Étonnant roman que cet écrit inachevé de
Jack London qui hésite entre le roman noir humoristique et le traité philosophique et de morale...
Vous souhaitez éliminer de la société un criminel qui a toujours échappé à la justice ? Adressez-vous au Bureau des assassinats. Cette étrange officine est une mystérieuse association criminelle aux ramifications internationales, qui, moyennant finances, se chargera de l'élimination de ce criminel après s'être assurée au terme d'une minutieuse enquête que votre demande est moralement légitime et que la personne à éliminer est si condamnable que son assassinat doit être considéré comme une purge bienfaisante pour la société.
le Bureau des assassinats est administré par Ivan Dragomiloff, un homme extrêmement cultivé et aux critères moraux élevés. Les membres assassins du Bureau sont, à l'image de leur chef, tout à la fois philosophes et scientifiques, d'une intelligence supérieure. En disciples de
Platon et
Aristote, ils justifient leurs assassinats par des arguments d'une logique imparable, au nom d'une morale supérieure qui valide leurs actes comme nécessaires au maintien d'une société juste.
Mais tel n'est pas l'avis de Winter Hall, un jeune homme au profil atypique, millionnaire socialiste, qui décide de partir en croisade contre ce bureau. En faisant croire qu'il souhaite commanditer au Bureau un assassinat, il réussit à entrer en contact avec son responsable Ivan Dragomiloff et à le convaincre après de heures de débat philosophique que ces actes sont moralement condamnables. En conséquence, Hall demande l'exécution de Dragomiloff ! Ce dernier, convaincu de la justesse des arguments de Hall, donne immédiatement les ordres nécessaires à ses hommes : ceux-ci auront une année entière pour remplir le contrat ! Bien sûr, si Dragomiloff reconnaît l'immoralité de son Bureau et accepte cet étrange pacte, il n'entend point faciliter la tâche de ses exécuteurs et cherche à sauver sa peau par tous les moyens. S'ensuit une chasse à l'homme avec multiples rebondissements, révélations sur Dragomiloff...
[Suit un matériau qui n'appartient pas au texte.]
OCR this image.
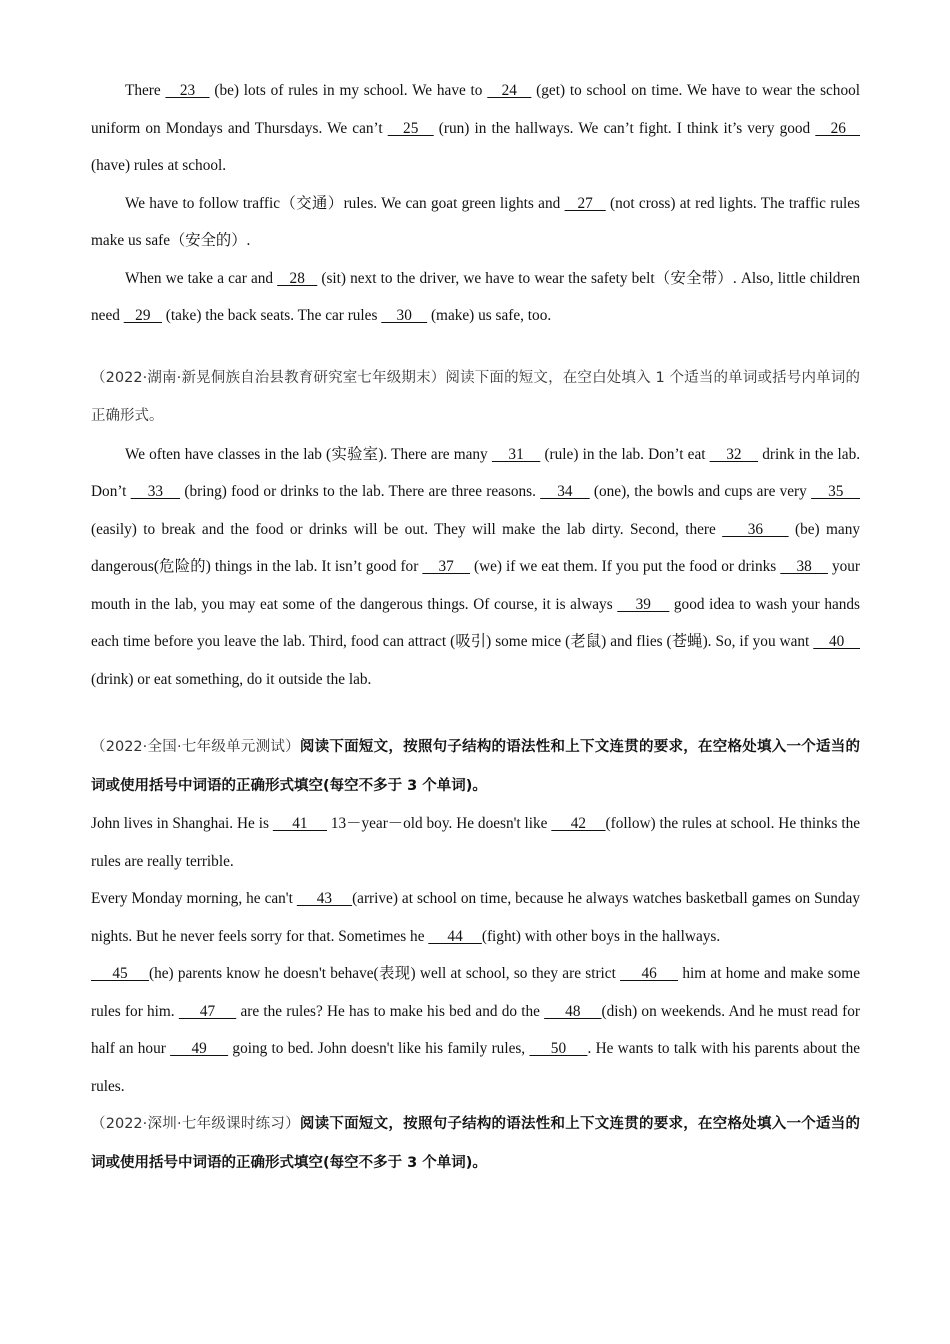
There    23    (be) lots of rules in my school. We have to    24    (get) to school on time. We have to wear the school uniform on Mondays and Thursdays. We can’t    25    (run) in the hallways. We can’t fight. I think it’s very good    26    (have) rules at school.

We have to follow traffic（交通）rules. We can goat green lights and    27    (not cross) at red lights. The traffic rules make us safe（安全的）.

When we take a car and    28    (sit) next to the driver, we have to wear the safety belt（安全带）. Also, little children need    29    (take) the back seats. The car rules     30     (make) us safe, too.

（2022·湖南·新晃侗族自治县教育研究室七年级期末）阅读下面的短文，在空白处填入 1 个适当的单词或括号内单词的正确形式。

We often have classes in the lab (实验室). There are many     31     (rule) in the lab. Don’t eat     32     drink in the lab. Don’t     33     (bring) food or drinks to the lab. There are three reasons.     34     (one), the bowls and cups are very     35     (easily) to break and the food or drinks will be out. They will make the lab dirty. Second, there     36     (be) many dangerous(危险的) things in the lab. It isn’t good for     37     (we) if we eat them. If you put the food or drinks     38     your mouth in the lab, you may eat some of the dangerous things. Of course, it is always     39     good idea to wash your hands each time before you leave the lab. Third, food can attract (吸引) some mice (老鼠) and flies (苍蝇). So, if you want     40     (drink) or eat something, do it outside the lab.

（2022·全国·七年级单元测试）阅读下面短文，按照句子结构的语法性和上下文连贯的要求，在空格处填入一个适当的词或使用括号中词语的正确形式填空(每空不多于 3 个单词)。

John lives in Shanghai. He is      41      13－year－old boy. He doesn't like      42     (follow) the rules at school. He thinks the rules are really terrible.

Every Monday morning, he can't      43     (arrive) at school on time, because he always watches basketball games on Sunday nights. But he never feels sorry for that. Sometimes he      44     (fight) with other boys in the hallways.

45     (he) parents know he doesn't behave(表现) well at school, so they are strict      46      him at home and make some rules for him.      47      are the rules? He has to make his bed and do the      48     (dish) on weekends. And he must read for half an hour      49      going to bed. John doesn't like his family rules,      50     . He wants to talk with his parents about the rules.

（2022·深圳·七年级课时练习）阅读下面短文，按照句子结构的语法性和上下文连贯的要求，在空格处填入一个适当的词或使用括号中词语的正确形式填空(每空不多于 3 个单词)。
Le récit est émaillé de nombreux face-à-face entre Dragomiloff, Hall et les autres membres du Bureau lors desquels tous se livrent à d'intenses joutes philosophiques en utilisant la puissance de la
rhétorique et de la logique. La situation paradoxale du chef qui donne l'ordre de sa propre exécution à ses hommes est très distrayante : folie, absurde rigidité, sens de l'honneur poussé à l'extrême ou respect de la parole donnée ? Un peu de tout cela à la fois...
Mort en 1916,
Jack London n'a pu achever ce roman mais avait laissé des notes pour la fin de son récit, qui sont détaillées à la fin du volume. Elles laissaient augurer un roman bien plus long, avec encore beaucoup de rebondissements et surtout une fin totalement différente de celle écrite en 1963 par Robert Lloyd Fish (écrivain américain né en 1912, auteur de romans policiers). Mais l'exercice de style aurait fini par tourner un peu en rond, par lasser et la fin envisagée par
Jack London est assez décevante : celle de Robert Lloyd Fish, bien que peu surprenante, est plus réussie et s'accorde parfaitement à la psychologie des personnages.